Decimomannu ( or  ) is a comune in the Metropolitan City of Cagliari, Sardinia, Italy. It is located about  northwest of central Cagliari and had a population of about 8,115 .

Geography
Decimomannu borders the municipalities of Assemini, Decimoputzu, San Sperate, Siliqua, Uta, Villasor, and Villaspeciosa. It is served by a railway station connecting it to Iglesias, Golfo Aranci, and Cagliari.

Climate
The climate is hot-summer Mediterranean (Köppen: Csa), similar to the rest of the south-central coast of Italy.

History 
Decimomannu's origins date back at least to Roman times, as attested by its Latin name, meaning "the biggest town located ten miles from Cagliari". Its earlier history was revealed when a necropolis from Phoenician-Punic times was found in 1879–80. It was the location of the battle of Decimomannu during the revolt of Hampsicora.

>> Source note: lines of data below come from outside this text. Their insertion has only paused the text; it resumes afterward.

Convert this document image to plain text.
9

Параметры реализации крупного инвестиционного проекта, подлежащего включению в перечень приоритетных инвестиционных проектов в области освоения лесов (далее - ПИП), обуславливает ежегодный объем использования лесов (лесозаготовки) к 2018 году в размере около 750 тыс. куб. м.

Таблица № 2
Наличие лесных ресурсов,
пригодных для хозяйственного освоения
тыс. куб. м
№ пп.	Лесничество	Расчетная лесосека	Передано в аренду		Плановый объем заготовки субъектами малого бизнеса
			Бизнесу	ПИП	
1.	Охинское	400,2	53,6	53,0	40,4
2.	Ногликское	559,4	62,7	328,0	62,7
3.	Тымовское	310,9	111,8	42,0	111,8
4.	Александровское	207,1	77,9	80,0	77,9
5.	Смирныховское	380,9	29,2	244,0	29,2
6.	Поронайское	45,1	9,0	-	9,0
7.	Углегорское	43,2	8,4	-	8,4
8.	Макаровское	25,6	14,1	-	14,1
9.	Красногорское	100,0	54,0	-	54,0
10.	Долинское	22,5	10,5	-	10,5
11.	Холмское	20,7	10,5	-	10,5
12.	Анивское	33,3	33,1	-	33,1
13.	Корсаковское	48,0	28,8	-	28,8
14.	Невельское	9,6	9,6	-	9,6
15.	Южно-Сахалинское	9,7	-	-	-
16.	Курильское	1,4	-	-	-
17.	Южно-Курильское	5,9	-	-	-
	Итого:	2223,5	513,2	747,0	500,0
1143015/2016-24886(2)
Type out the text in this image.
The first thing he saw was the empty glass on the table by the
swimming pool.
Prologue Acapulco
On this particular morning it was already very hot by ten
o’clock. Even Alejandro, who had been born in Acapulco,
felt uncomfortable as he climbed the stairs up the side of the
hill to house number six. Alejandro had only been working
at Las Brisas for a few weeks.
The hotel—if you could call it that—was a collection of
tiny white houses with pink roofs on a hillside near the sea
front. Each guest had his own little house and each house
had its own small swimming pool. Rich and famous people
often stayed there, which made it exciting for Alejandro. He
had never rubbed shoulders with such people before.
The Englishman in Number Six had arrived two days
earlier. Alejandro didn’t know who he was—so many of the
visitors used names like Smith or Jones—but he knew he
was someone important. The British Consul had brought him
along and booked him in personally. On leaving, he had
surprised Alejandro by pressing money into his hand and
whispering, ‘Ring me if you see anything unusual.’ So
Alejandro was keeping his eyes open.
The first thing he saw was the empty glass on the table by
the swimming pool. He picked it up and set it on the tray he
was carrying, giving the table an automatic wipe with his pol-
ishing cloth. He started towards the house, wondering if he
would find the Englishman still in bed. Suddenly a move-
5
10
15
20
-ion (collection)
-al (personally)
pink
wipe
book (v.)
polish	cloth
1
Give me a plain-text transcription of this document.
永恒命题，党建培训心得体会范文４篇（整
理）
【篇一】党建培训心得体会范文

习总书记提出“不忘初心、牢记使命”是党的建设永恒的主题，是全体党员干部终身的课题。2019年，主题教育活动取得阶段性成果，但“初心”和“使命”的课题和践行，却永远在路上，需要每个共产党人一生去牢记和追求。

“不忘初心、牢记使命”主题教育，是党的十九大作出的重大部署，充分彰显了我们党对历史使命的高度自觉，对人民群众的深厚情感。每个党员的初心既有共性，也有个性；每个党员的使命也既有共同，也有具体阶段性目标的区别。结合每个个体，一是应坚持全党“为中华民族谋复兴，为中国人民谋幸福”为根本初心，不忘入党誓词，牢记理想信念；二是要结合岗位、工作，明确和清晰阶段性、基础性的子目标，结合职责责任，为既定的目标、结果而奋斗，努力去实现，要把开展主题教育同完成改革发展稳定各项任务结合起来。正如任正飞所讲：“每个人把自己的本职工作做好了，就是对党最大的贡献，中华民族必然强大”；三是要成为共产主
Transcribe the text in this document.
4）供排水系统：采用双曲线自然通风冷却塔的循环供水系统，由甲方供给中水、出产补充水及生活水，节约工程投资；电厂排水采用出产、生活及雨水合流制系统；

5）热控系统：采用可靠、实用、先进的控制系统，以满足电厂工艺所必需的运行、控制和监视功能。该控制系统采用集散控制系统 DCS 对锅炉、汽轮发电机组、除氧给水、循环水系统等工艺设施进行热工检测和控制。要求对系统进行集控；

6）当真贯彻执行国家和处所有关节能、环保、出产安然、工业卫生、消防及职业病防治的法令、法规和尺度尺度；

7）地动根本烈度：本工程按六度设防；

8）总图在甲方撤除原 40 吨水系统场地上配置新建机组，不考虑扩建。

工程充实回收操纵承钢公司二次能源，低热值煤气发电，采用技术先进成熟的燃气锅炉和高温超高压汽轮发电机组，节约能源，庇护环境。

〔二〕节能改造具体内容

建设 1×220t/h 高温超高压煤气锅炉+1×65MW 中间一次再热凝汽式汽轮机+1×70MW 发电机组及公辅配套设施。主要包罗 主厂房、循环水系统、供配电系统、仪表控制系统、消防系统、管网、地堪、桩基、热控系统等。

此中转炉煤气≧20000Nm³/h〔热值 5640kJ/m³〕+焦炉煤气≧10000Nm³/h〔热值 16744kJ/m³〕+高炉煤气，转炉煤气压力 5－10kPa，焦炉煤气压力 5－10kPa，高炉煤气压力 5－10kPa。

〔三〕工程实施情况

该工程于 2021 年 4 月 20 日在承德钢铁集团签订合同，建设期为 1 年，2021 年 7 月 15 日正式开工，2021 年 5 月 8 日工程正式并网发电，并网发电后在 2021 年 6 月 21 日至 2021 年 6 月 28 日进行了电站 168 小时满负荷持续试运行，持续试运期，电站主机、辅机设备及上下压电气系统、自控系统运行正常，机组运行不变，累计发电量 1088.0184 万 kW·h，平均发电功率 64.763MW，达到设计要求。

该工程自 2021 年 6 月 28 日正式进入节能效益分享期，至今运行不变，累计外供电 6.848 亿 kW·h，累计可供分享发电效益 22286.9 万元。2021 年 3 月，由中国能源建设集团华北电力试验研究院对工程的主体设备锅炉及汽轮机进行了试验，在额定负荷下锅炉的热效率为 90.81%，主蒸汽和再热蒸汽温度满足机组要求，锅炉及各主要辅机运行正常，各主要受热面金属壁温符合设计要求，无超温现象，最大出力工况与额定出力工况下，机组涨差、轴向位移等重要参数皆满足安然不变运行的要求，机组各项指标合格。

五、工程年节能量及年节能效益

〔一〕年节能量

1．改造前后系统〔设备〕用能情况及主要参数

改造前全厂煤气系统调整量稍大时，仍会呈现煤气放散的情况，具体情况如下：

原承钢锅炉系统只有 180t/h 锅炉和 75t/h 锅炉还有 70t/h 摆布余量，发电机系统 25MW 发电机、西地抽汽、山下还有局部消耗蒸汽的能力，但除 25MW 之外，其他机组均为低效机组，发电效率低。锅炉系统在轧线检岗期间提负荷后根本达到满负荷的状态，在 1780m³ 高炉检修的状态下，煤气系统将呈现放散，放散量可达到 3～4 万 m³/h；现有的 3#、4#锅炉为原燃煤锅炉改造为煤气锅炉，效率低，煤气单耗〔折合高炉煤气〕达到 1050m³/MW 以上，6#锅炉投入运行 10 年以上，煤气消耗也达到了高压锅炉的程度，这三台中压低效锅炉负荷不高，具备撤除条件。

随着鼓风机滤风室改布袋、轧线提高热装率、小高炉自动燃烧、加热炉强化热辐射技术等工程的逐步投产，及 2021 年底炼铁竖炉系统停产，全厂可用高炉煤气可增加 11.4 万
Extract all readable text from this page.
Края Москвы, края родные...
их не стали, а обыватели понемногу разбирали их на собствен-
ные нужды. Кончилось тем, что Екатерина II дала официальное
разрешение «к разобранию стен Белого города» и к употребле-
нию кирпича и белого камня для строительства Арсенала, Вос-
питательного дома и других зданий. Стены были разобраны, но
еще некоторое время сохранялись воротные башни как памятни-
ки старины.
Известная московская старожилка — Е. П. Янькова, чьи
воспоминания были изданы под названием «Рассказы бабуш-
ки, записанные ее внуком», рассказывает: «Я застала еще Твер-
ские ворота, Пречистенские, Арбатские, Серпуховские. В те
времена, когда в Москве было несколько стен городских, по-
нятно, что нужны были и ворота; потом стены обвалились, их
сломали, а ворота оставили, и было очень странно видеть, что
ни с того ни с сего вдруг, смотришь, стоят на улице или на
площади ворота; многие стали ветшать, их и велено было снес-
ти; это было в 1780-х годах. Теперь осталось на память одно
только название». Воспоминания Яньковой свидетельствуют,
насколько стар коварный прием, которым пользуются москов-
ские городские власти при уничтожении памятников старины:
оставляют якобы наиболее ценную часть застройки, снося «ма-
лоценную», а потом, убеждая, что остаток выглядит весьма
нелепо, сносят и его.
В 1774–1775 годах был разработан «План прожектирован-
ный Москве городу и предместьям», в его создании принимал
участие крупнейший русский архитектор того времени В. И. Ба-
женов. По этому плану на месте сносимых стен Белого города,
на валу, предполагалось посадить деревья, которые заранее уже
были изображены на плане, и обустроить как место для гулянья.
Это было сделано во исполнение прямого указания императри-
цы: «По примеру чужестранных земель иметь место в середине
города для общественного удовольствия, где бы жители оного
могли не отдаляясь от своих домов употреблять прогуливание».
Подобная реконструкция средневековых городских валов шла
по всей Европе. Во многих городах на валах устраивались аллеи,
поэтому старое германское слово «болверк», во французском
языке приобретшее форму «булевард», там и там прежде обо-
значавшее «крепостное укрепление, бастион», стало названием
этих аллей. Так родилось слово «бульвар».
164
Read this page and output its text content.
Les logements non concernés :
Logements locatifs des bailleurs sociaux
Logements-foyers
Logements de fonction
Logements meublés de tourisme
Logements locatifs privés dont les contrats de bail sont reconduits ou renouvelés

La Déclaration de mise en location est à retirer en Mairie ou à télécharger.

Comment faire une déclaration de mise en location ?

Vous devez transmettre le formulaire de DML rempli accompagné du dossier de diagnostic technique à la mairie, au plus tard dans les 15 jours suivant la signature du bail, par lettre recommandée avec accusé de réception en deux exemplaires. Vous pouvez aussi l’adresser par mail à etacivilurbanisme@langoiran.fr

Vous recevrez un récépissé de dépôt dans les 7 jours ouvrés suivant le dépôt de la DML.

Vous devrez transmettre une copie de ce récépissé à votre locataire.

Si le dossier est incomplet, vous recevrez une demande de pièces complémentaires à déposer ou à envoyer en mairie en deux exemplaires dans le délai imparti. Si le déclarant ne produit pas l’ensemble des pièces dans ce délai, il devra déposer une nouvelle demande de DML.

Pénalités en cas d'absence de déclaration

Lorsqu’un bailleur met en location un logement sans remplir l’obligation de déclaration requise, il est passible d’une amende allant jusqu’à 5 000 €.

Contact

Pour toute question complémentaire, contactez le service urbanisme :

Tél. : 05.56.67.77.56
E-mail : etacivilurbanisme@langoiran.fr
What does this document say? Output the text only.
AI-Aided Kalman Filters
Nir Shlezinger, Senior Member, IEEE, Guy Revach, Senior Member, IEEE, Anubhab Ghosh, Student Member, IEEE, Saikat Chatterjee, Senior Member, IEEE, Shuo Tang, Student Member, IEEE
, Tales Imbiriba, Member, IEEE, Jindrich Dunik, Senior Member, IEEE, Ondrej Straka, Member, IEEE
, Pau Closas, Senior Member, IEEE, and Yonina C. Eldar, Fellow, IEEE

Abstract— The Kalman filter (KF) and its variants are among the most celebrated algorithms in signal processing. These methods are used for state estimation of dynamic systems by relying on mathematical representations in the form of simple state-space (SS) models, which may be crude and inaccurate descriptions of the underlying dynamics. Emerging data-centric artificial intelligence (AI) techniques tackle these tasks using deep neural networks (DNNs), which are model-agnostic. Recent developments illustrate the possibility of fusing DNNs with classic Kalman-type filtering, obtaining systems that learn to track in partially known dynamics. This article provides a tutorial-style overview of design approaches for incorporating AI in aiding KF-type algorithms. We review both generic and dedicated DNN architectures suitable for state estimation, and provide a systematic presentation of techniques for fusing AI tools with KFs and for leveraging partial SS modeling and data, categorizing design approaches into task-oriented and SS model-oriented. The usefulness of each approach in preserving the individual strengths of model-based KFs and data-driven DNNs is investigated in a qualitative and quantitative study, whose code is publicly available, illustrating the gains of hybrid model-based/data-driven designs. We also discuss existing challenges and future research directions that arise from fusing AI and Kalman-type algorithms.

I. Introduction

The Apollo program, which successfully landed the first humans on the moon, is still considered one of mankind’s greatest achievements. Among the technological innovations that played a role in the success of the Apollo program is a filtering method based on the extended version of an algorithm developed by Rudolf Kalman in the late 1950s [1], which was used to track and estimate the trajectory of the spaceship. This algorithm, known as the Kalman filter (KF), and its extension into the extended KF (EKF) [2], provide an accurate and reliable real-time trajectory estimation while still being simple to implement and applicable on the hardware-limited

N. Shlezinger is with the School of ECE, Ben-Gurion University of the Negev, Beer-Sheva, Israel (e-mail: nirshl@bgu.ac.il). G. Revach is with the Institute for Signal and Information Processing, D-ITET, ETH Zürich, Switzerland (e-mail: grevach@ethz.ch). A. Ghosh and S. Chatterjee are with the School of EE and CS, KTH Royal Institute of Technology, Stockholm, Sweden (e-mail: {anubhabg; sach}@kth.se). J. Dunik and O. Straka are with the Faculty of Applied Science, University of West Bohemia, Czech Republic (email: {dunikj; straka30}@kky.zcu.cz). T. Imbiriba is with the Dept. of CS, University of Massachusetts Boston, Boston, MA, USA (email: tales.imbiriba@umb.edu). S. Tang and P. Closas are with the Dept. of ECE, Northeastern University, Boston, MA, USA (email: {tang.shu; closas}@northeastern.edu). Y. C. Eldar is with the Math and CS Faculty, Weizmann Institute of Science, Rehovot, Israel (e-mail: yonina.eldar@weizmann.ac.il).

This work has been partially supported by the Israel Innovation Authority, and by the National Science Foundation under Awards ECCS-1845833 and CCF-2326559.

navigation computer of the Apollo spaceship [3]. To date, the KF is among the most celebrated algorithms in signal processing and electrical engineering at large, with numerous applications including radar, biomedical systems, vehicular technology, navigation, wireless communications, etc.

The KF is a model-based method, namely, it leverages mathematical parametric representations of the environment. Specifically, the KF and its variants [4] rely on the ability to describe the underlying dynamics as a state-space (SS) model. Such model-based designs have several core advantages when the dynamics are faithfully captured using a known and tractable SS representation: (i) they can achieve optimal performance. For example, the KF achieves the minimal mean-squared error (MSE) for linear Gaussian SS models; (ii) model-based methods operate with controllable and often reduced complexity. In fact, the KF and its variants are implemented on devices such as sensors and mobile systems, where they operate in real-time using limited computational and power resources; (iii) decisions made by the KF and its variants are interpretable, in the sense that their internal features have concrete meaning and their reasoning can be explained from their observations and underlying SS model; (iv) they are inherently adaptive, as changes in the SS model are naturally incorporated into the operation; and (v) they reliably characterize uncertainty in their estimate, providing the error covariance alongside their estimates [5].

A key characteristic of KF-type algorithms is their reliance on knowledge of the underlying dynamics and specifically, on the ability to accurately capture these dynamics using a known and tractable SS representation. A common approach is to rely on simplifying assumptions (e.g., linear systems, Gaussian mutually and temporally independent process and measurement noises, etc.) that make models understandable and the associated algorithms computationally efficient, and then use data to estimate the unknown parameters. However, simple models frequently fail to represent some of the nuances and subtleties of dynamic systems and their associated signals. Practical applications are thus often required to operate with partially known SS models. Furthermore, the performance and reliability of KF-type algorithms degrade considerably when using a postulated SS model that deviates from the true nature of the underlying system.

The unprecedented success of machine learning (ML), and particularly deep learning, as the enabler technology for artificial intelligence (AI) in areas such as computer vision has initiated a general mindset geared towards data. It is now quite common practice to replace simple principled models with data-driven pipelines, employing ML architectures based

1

After belonging to the Byzantine Empire, in the Middle Ages it became part of the Giudicato of Cagliari.  Several giudici (from Latin iudice, literally "judge")  established their residences in Decimomannu. After the fall of the Giudicato of Cagliari, Decimomannu belonged to the Della Gherardesca family from Pisa. The Battle of Lucocisterna, fought between the Pisane and the Aragonese, took place here in 1324, and after it the town belonged to the latter (with the exception of a short period under the Giudicato of Arborea in 1353-1355). Decimomannu was part of the Kingdom of Sardinia in the Spanish Empire until 1708, when, together with the whole Sardinia, came under Piedmontese rule in 1720.

On December 18, 2020, it was announced the institution of the International Flight Training School within the local military airport. It is a long-term collaboration between the Italian Air Force and Finmeccanica to train military pilots on modern flight simulators.

Main sights
Church of Sant'Antonio Abate (16th century), in Gothic-Catalan style
Church of Santa Greca, built in 1777 above a pre-existing one dating perhaps from around 1500.